Revenue loans or Merchant Cash Advances (MCAs) are a solution very similar to a business loan. You agree the amount you borrow and the amount you need to pay back upfront with the funding provider, and repayments are made as a percentage of your turnover. It may work better for businesses that have strong seasonal trading patterns: instead of a fixed monthly amount, you pay more when you earn more and you pay less when you earn less. Revenue Loans are available for businesses that are growing, whereas MCAs are restricted to businesses that accept card or online payments.

Crowdfunding typically works best for businesses that sell products and services to consumers. A crowdfunding campaign is part publicity campaign and part fund-raising campaign, and the success is driven by a loyal base of customers. As such you need to have funds available in order to invest in the mechanics of the process. And if you are not comfortable with your funding requirements being talked about in public, then this is likely a no-go for you. However, companies with a stated mission, community projects, etc. may find this approach valuable in order to get attention and increase customer traction, alongside raising some money.


More than 24 months

Once you’ve been in business for over two years and have learnt the ropes, there are other types of business finance to choose from.

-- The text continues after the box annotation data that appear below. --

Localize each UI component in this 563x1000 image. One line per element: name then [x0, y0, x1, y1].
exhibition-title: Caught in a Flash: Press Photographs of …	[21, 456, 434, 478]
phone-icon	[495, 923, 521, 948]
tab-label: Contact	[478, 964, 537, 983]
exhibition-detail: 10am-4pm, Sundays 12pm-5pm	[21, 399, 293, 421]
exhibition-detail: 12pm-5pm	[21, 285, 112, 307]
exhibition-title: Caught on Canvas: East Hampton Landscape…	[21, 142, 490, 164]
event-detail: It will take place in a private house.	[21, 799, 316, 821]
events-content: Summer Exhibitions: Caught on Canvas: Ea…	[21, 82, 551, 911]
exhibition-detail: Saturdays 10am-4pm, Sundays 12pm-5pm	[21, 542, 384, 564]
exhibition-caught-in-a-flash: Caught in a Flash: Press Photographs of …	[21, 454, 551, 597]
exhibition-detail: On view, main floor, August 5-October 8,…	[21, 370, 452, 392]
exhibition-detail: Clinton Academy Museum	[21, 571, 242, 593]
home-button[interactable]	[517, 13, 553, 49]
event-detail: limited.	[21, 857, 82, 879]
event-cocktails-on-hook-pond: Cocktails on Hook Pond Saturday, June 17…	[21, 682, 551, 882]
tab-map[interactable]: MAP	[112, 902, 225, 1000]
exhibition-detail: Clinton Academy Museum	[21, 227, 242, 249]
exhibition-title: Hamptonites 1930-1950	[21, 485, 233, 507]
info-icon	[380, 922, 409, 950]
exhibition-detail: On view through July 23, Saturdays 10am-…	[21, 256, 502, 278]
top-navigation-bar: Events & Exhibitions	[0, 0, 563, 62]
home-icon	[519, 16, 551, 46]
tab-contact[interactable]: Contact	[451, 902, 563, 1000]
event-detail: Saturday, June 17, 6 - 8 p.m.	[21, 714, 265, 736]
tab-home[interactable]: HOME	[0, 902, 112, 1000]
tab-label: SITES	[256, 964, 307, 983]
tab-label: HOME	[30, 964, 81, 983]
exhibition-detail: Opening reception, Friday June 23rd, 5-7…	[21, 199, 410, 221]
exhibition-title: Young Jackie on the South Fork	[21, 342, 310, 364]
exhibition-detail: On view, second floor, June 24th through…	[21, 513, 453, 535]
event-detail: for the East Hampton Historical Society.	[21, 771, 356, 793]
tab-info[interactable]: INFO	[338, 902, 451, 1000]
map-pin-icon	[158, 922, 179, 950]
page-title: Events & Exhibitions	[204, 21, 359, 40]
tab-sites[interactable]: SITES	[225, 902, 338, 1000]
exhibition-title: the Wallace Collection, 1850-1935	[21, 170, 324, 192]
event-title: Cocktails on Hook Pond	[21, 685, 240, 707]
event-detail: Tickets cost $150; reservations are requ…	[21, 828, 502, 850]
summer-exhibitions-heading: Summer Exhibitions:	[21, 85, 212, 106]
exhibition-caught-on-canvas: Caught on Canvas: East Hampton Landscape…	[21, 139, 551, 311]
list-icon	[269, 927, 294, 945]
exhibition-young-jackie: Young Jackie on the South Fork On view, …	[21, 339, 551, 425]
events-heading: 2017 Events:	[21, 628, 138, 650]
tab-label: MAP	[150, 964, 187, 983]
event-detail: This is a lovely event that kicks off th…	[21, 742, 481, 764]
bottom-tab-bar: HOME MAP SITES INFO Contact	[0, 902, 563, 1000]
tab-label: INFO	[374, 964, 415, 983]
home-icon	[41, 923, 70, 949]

Business loans are great for predictability. You agree the amount you borrow and the amount you repay every month, and then you have certainty of your outgoings every month. Once you have two years’ worth of trading history, it will be easier for you to get attractive rates for loans, because funders need to see your track record before they can determine your credit risk.

Commercial mortgages are a useful option for businesses with a long-term view and where access to a physical presence is part of your operations, i.e. a shop, workshop, warehouse, etc.

On the basis that your business is up and running, and you have clarity on your space requirements, owning your own property removes the uncertainty of being a tenant. During COVID-19, many businesses had to manage rent payments for premises they couldn’t use, so weighing up your options is key to making the right decision.